Her Muslim upbringing inculcated her from early on with a sense that the visible world veiled a deeper, mysterious reality. She was interested in Islamic architecture and its symbolic decoration, as well as its connections to cosmic processes and numbers.

But, studying in London and Paris and traveling widely, she was also influenced by Western philosophy — especially the Existentialism of Albert Camus — and by the spiritually inclined aspects of modernist abstraction. She responded in particular to Kandinsky, Klee, Michaux, Mondrian, Malevich, and the Russian Constructivists.

Back in India, she lived in a very spare house with a studio she kept fastidiously clean. According to her friend and one-time student Roobina Karode, it had “the ambience of a Sufi haven.” She loved observing shadows and everyday light effects, and had a special affinity for deserts and the sea.

After a productive time toying with collage and oil painting, she stopped working at an easel and focused all her attention on works on paper.

She compensated for the steady deterioration in her fine motor skills by forcing herself to be ever more precise in her drawing. She refused to date or label her works. It is not always clear which medium she applied with which tools.

Early on she used quills, pens, and calligraphic brushes. Later she simplified, ridding her images of everything but line. She often used technical instruments to steady her hand.
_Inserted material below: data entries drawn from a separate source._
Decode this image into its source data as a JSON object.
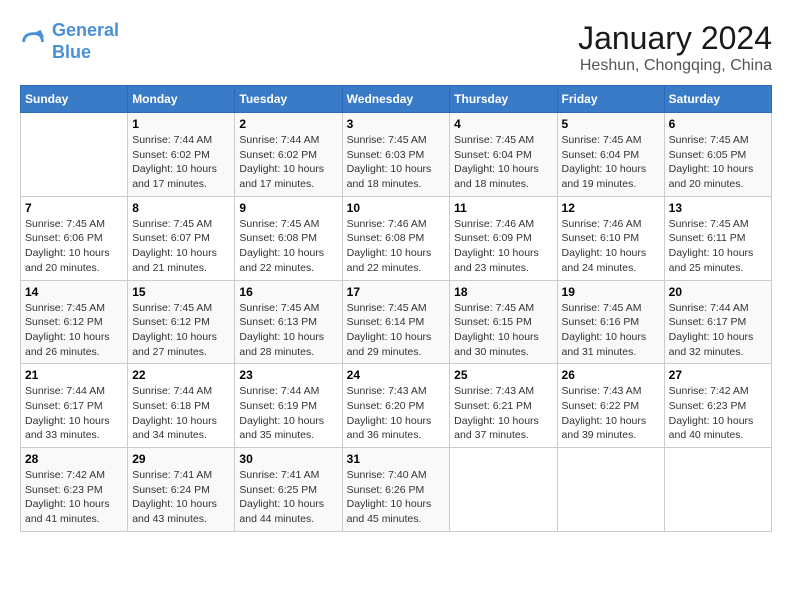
{
  "header": {
    "logo_line1": "General",
    "logo_line2": "Blue",
    "month_year": "January 2024",
    "location": "Heshun, Chongqing, China"
  },
  "days_of_week": [
    "Sunday",
    "Monday",
    "Tuesday",
    "Wednesday",
    "Thursday",
    "Friday",
    "Saturday"
  ],
  "weeks": [
    [
      {
        "day": "",
        "info": ""
      },
      {
        "day": "1",
        "info": "Sunrise: 7:44 AM\nSunset: 6:02 PM\nDaylight: 10 hours\nand 17 minutes."
      },
      {
        "day": "2",
        "info": "Sunrise: 7:44 AM\nSunset: 6:02 PM\nDaylight: 10 hours\nand 17 minutes."
      },
      {
        "day": "3",
        "info": "Sunrise: 7:45 AM\nSunset: 6:03 PM\nDaylight: 10 hours\nand 18 minutes."
      },
      {
        "day": "4",
        "info": "Sunrise: 7:45 AM\nSunset: 6:04 PM\nDaylight: 10 hours\nand 18 minutes."
      },
      {
        "day": "5",
        "info": "Sunrise: 7:45 AM\nSunset: 6:04 PM\nDaylight: 10 hours\nand 19 minutes."
      },
      {
        "day": "6",
        "info": "Sunrise: 7:45 AM\nSunset: 6:05 PM\nDaylight: 10 hours\nand 20 minutes."
      }
    ],
    [
      {
        "day": "7",
        "info": "Sunrise: 7:45 AM\nSunset: 6:06 PM\nDaylight: 10 hours\nand 20 minutes."
      },
      {
        "day": "8",
        "info": "Sunrise: 7:45 AM\nSunset: 6:07 PM\nDaylight: 10 hours\nand 21 minutes."
      },
      {
        "day": "9",
        "info": "Sunrise: 7:45 AM\nSunset: 6:08 PM\nDaylight: 10 hours\nand 22 minutes."
      },
      {
        "day": "10",
        "info": "Sunrise: 7:46 AM\nSunset: 6:08 PM\nDaylight: 10 hours\nand 22 minutes."
      },
      {
        "day": "11",
        "info": "Sunrise: 7:46 AM\nSunset: 6:09 PM\nDaylight: 10 hours\nand 23 minutes."
      },
      {
        "day": "12",
        "info": "Sunrise: 7:46 AM\nSunset: 6:10 PM\nDaylight: 10 hours\nand 24 minutes."
      },
      {
        "day": "13",
        "info": "Sunrise: 7:45 AM\nSunset: 6:11 PM\nDaylight: 10 hours\nand 25 minutes."
      }
    ],
    [
      {
        "day": "14",
        "info": "Sunrise: 7:45 AM\nSunset: 6:12 PM\nDaylight: 10 hours\nand 26 minutes."
      },
      {
        "day": "15",
        "info": "Sunrise: 7:45 AM\nSunset: 6:12 PM\nDaylight: 10 hours\nand 27 minutes."
      },
      {
        "day": "16",
        "info": "Sunrise: 7:45 AM\nSunset: 6:13 PM\nDaylight: 10 hours\nand 28 minutes."
      },
      {
        "day": "17",
        "info": "Sunrise: 7:45 AM\nSunset: 6:14 PM\nDaylight: 10 hours\nand 29 minutes."
      },
      {
        "day": "18",
        "info": "Sunrise: 7:45 AM\nSunset: 6:15 PM\nDaylight: 10 hours\nand 30 minutes."
      },
      {
        "day": "19",
        "info": "Sunrise: 7:45 AM\nSunset: 6:16 PM\nDaylight: 10 hours\nand 31 minutes."
      },
      {
        "day": "20",
        "info": "Sunrise: 7:44 AM\nSunset: 6:17 PM\nDaylight: 10 hours\nand 32 minutes."
      }
    ],
    [
      {
        "day": "21",
        "info": "Sunrise: 7:44 AM\nSunset: 6:17 PM\nDaylight: 10 hours\nand 33 minutes."
      },
      {
        "day": "22",
        "info": "Sunrise: 7:44 AM\nSunset: 6:18 PM\nDaylight: 10 hours\nand 34 minutes."
      },
      {
        "day": "23",
        "info": "Sunrise: 7:44 AM\nSunset: 6:19 PM\nDaylight: 10 hours\nand 35 minutes."
      },
      {
        "day": "24",
        "info": "Sunrise: 7:43 AM\nSunset: 6:20 PM\nDaylight: 10 hours\nand 36 minutes."
      },
      {
        "day": "25",
        "info": "Sunrise: 7:43 AM\nSunset: 6:21 PM\nDaylight: 10 hours\nand 37 minutes."
      },
      {
        "day": "26",
        "info": "Sunrise: 7:43 AM\nSunset: 6:22 PM\nDaylight: 10 hours\nand 39 minutes."
      },
      {
        "day": "27",
        "info": "Sunrise: 7:42 AM\nSunset: 6:23 PM\nDaylight: 10 hours\nand 40 minutes."
      }
    ],
    [
      {
        "day": "28",
        "info": "Sunrise: 7:42 AM\nSunset: 6:23 PM\nDaylight: 10 hours\nand 41 minutes."
      },
      {
        "day": "29",
        "info": "Sunrise: 7:41 AM\nSunset: 6:24 PM\nDaylight: 10 hours\nand 43 minutes."
      },
      {
        "day": "30",
        "info": "Sunrise: 7:41 AM\nSunset: 6:25 PM\nDaylight: 10 hours\nand 44 minutes."
      },
      {
        "day": "31",
        "info": "Sunrise: 7:40 AM\nSunset: 6:26 PM\nDaylight: 10 hours\nand 45 minutes."
      },
      {
        "day": "",
        "info": ""
      },
      {
        "day": "",
        "info": ""
      },
      {
        "day": "",
        "info": ""
      }
    ]
  ]
}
A devoted student of the laws of perspective, she created extraordinary subtle meshes of fine angled lines. These can call to mind both architectural drawings and the early wall drawings of Sol LeWitt or the paintings of Agnes Martin.
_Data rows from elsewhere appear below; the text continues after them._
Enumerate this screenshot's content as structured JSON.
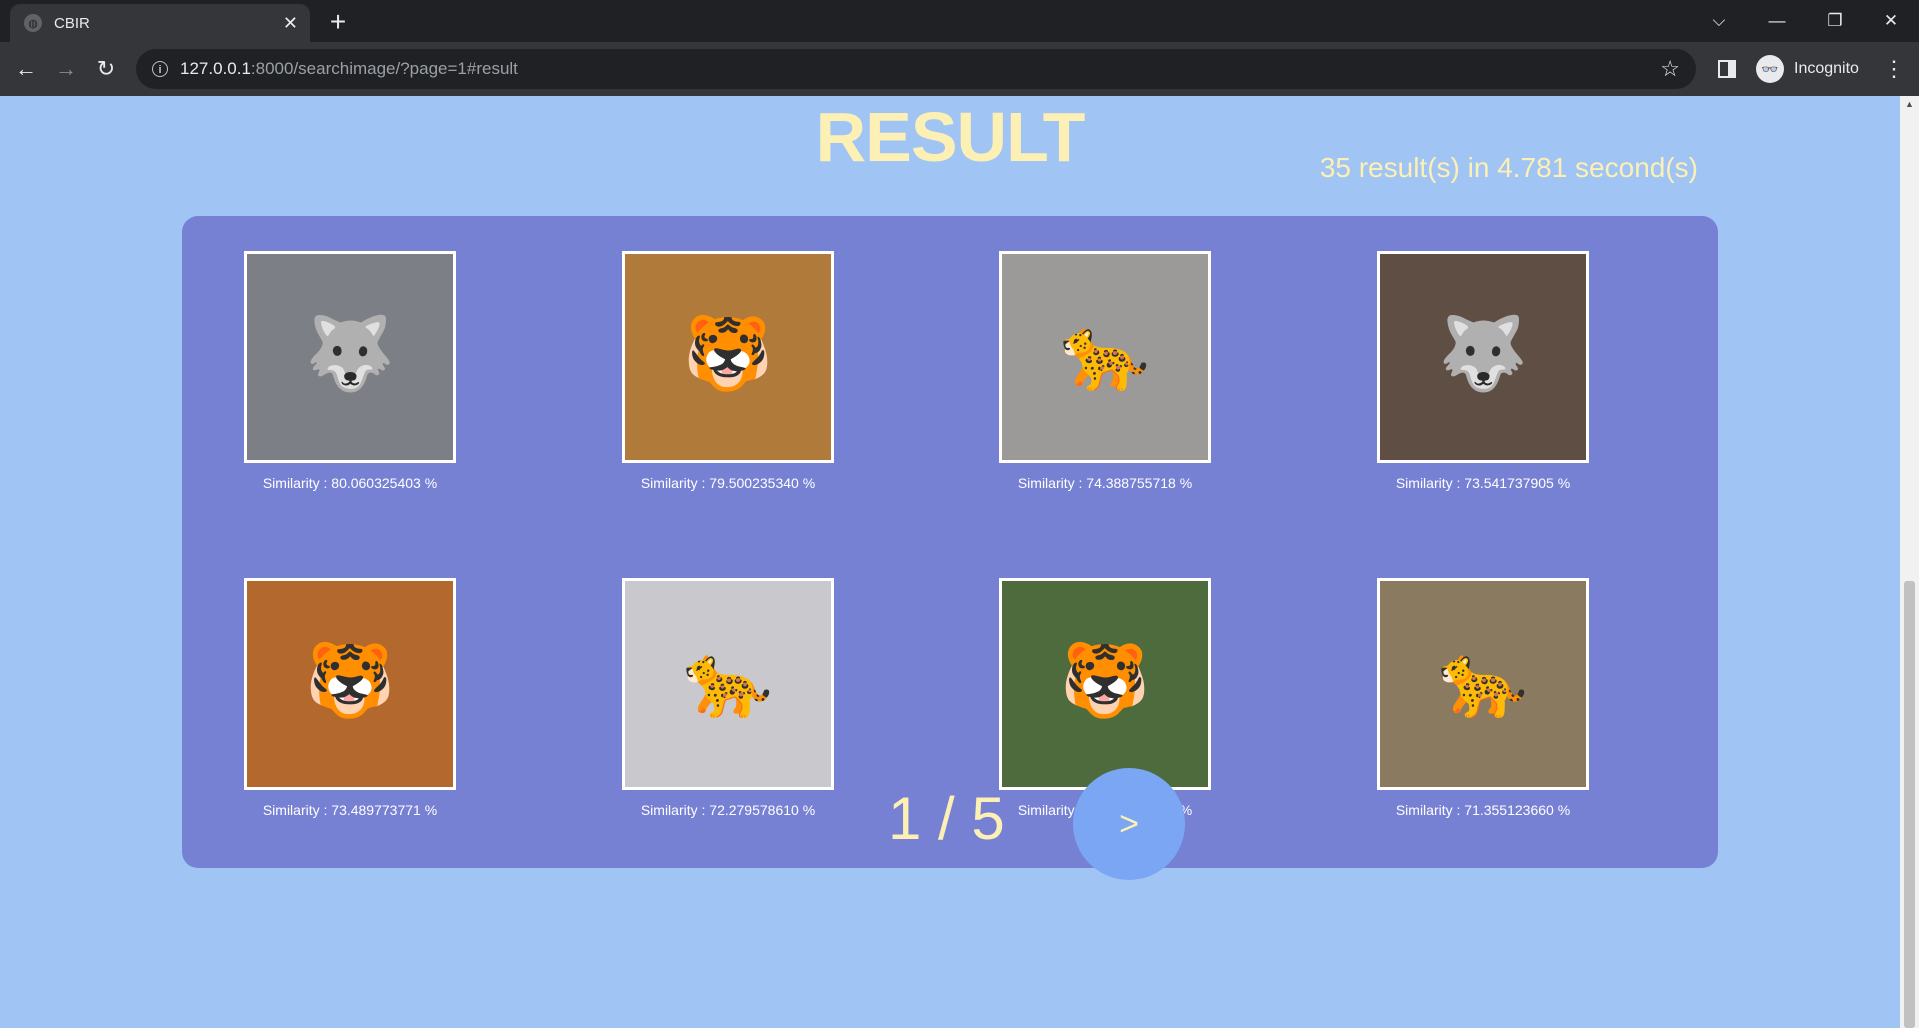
{
  "browser": {
    "tab_title": "CBIR",
    "tab_close": "✕",
    "new_tab": "+",
    "url_host": "127.0.0.1",
    "url_rest": ":8000/searchimage/?page=1#result",
    "incognito_label": "Incognito",
    "window_controls": {
      "dropdown": "⌵",
      "minimize": "—",
      "restore": "❐",
      "close": "✕"
    }
  },
  "page": {
    "title": "RESULT",
    "stats": "35 result(s) in 4.781 second(s)",
    "results": [
      {
        "similarity": "Similarity : 80.060325403 %",
        "icon": "wolf-icon",
        "glyph": "🐺",
        "color": "#7d7f86"
      },
      {
        "similarity": "Similarity : 79.500235340 %",
        "icon": "tiger-icon",
        "glyph": "🐯",
        "color": "#b07a3a"
      },
      {
        "similarity": "Similarity : 74.388755718 %",
        "icon": "snow-leopard-icon",
        "glyph": "🐆",
        "color": "#9c9a98"
      },
      {
        "similarity": "Similarity : 73.541737905 %",
        "icon": "wolf-icon",
        "glyph": "🐺",
        "color": "#5f4e44"
      },
      {
        "similarity": "Similarity : 73.489773771 %",
        "icon": "tiger-icon",
        "glyph": "🐯",
        "color": "#b3682e"
      },
      {
        "similarity": "Similarity : 72.279578610 %",
        "icon": "snow-leopard-icon",
        "glyph": "🐆",
        "color": "#c9c9cd"
      },
      {
        "similarity": "Similarity : 71.673194281 %",
        "icon": "tiger-icon",
        "glyph": "🐯",
        "color": "#4e6b3d"
      },
      {
        "similarity": "Similarity : 71.355123660 %",
        "icon": "leopard-icon",
        "glyph": "🐆",
        "color": "#8a7a60"
      }
    ],
    "pager": {
      "text": "1 / 5",
      "next_label": ">"
    }
  }
}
But, despite Mohamedi’s deep interest in optical laws and geometry, there was little about her approach that was conceptual or systematic. Like Ellsworth Kelly, whose work was grounded in observations of nature (and who often made use of photography), Mohamedi was an intuitive artist. She used grids and mathematical progressions, but brought them alive in unpredictable ways.

She was increasingly audacious in her experimentations with space, and in the late 1970s and early ’80s she abandoned grids and vanishing points. Her work took on a new intensity, suggestive of movement and spirit, and an almost transcendent idea of pure vision.

An intensely private person, Mohamedi rarely verbalized the way she thought — although she did leave behind many notebooks that offer clues. Her early heartbreak had left within her a “terrible void,” she noted at the time — one she didn’t know “how to comprehend.”

In her art, she seems to have been released from the burden of comprehension and yielded herself up to that terrible void — which was also, say the mystics, the divine, the infinite.

Such are the thoughts she left visible. She died at the age of 53.